A licença-maternidade acabou. E agora?

Rose Mercatelli Atualizado em 27.01.2012
Cláudia Bebê
A licença-maternidade acabou. E agora?

Getty Images

Chegou o momento da decisão: ficar com o bebê ou retomar a carreira? Nem sempre é fácil, mas dá para enxergar melhor o futuro se analisar o presente com o pé no chão

 

Você tinha feito mil planos para sua volta ao trabalho e agora, que o fim da licença está chegando, começa a se perguntar se não seria melhor fazer uma pausa na carreira e trabalhar em casa. Ao mesmo tempo, vem o medo: e se a experiência for um desastre?
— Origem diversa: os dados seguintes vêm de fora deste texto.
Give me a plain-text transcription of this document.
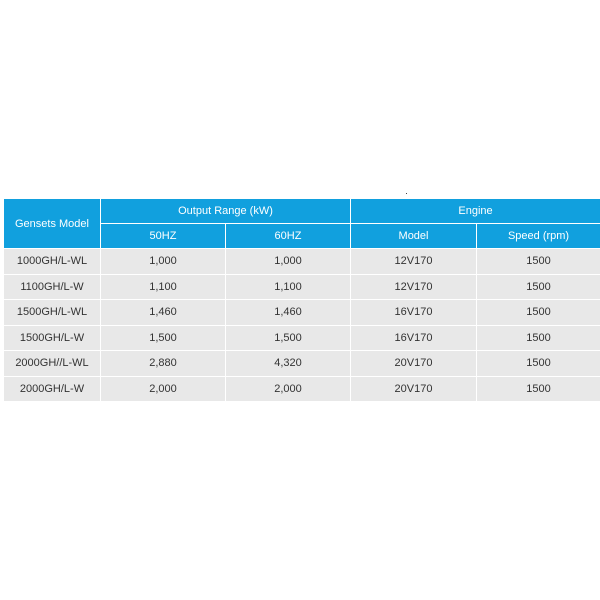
Gensets Model	Output Range (kW)		Engine	
	50HZ	60HZ	Model	Speed (rpm)
1000GH/L-WL	1,000	1,000	12V170	1500
1100GH/L-W	1,100	1,100	12V170	1500
1500GH/L-WL	1,460	1,460	16V170	1500
1500GH/L-W	1,500	1,500	16V170	1500
2000GH//L-WL	2,880	4,320	20V170	1500
2000GH/L-W	2,000	2,000	20V170	1500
Muitas mulheres decidiram dar o salto e inauguraram a tendência conhecida como work at home moms, que já é forte na Inglaterra, no Japão, Canadá e nos Estados Unidos. Nesses países, atualmente há inúmeros blogs, sites e serviços feitos por e para mulheres que mudaram o rumo profissional depois da maternidade. Entre as brasileiras, o movimento também vem ganhando corpo, já que a maioria das empresas não prevê horários flexíveis nem outros benefícios para as mães além da licença-maternidade. "A mulher moderna é cobrada para ser uma mãe presente, educadora competente e profissional eficaz. Tudo isso em tempo integral. E mais: não pode descuidar da aparência, precisa estar bem emocionalmente e ainda tem que ganhar dinheiro para ajudar no orçamento. Só que o suporte que recebe para exercer essas múltiplas funções não evoluiu quase nada", analisa a psicóloga Sheila Skitnevsky-Finger, do Instituto Mãe Pessoa, que presta consultoria para quem está envolvida com o desafio de equilibrar filhos e carreira. Se você está sentindo essa pressão na pele, veja o que deve avaliar antes de tomar uma decisão.

 

Orçamento familiar

Uma coisa é certa: quando seu salário é indispensável para fechar as contas da casa, a decisão de correr o risco é mais complicada e exige um planejamento cuidadoso. Para a mulher que tem um parceiro com salário fixo, sem dúvida pode ser mais fácil deixar de trabalhar e curtir a maternidade, mesmo tendo que abrir mão de algumas comodidades. Tudo isso precisa ser analisado e, de preferência, conversado com seu marido.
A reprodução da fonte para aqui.